What would be the economic gains the Union could achieve by at least partially replacing the US-dollar by the ECU? The European Commission attempted to answer that question in its famous study "One Market, One Money", from which the above data are taken. It arrives at the conclusion that those gains are quite minor at not even 0,01% of Union GNP due to lower transaction costs by increased use of the ECU in trade of goods and services and by seignorage from foreign holdings of ECU cash. Foreign exchange reserves in the EU could be lowered by perhaps 200 billion US dollars. Some advantages cannot be quantified. They consist of a strengthened European position in international gremiums, and an enhanced weight in international policy co-ordination. The lower number of participants would make it easier to arrive at meaningful co-operation and co-ordination in international monetary policy and may be a building block of a more stable international monetary system.
The Union will reap those benefits only if it achieves a liberal exchange rate regime in the third stage. The Treaty on Monetary Union prescribes such a system already for the second stage and allows only for emergency measures. Even limited emergency prohibitions of capital transfers and payments would damage the reputation of the ECU seriously. If the European currency crisis of 1992 and 1993 shows one thing clearly, it is that currencies and currency managers live by their credibility and reputation. If the ECU were prone to become a mouse-trap currency, even for a limited period, even the relatively low gains from its enhanced international use would not materialize. The European Union can vest the ECU with a legal tender function and could perhaps prohibit its use for certain transactions, but it cannot force others to use it against their will. The first and second international currencies, the US dollar and the D-Mark, have either always been freely convertible or, in the case of the D-Mark, became internationally important currencies only after liberalization.

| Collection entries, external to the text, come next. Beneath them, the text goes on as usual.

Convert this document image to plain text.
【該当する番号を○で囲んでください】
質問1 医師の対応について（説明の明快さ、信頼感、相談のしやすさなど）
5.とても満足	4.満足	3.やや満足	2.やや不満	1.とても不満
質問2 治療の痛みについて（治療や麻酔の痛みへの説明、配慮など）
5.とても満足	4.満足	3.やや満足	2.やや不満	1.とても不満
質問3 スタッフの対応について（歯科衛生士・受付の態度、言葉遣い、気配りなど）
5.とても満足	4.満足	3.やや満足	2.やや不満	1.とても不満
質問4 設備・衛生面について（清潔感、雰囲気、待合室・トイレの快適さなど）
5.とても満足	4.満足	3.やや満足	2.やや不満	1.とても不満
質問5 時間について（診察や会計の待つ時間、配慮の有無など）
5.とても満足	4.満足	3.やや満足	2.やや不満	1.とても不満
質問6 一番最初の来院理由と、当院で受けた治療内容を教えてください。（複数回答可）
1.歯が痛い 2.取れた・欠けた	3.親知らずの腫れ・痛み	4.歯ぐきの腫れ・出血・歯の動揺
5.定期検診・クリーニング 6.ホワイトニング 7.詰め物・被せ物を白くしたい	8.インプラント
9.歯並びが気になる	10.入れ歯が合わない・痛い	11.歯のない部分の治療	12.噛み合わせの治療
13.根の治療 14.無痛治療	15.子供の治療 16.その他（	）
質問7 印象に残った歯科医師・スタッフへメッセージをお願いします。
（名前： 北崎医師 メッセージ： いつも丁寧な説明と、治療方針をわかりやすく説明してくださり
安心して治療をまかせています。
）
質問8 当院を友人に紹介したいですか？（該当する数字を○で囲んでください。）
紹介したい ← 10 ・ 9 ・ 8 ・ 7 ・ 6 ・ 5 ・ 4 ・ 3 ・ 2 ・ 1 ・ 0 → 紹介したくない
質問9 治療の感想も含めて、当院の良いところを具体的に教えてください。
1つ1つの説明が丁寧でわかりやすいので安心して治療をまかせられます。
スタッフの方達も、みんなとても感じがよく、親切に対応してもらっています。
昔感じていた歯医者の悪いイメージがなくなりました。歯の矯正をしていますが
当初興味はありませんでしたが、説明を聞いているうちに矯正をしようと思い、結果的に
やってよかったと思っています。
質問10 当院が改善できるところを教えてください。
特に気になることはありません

Finally, I would like to remind that the final goal of Monetary Union is what the Union should aim for, not a prolonged second stage. Instead of trying to establish a parallel currency system through the back door and under another name, all forces should be directed towards reaching that final goal, under the conditions of the Treaty in the light of nominal, real and structural convergence so that the single currency will be a strong currency, finalizing the internal market.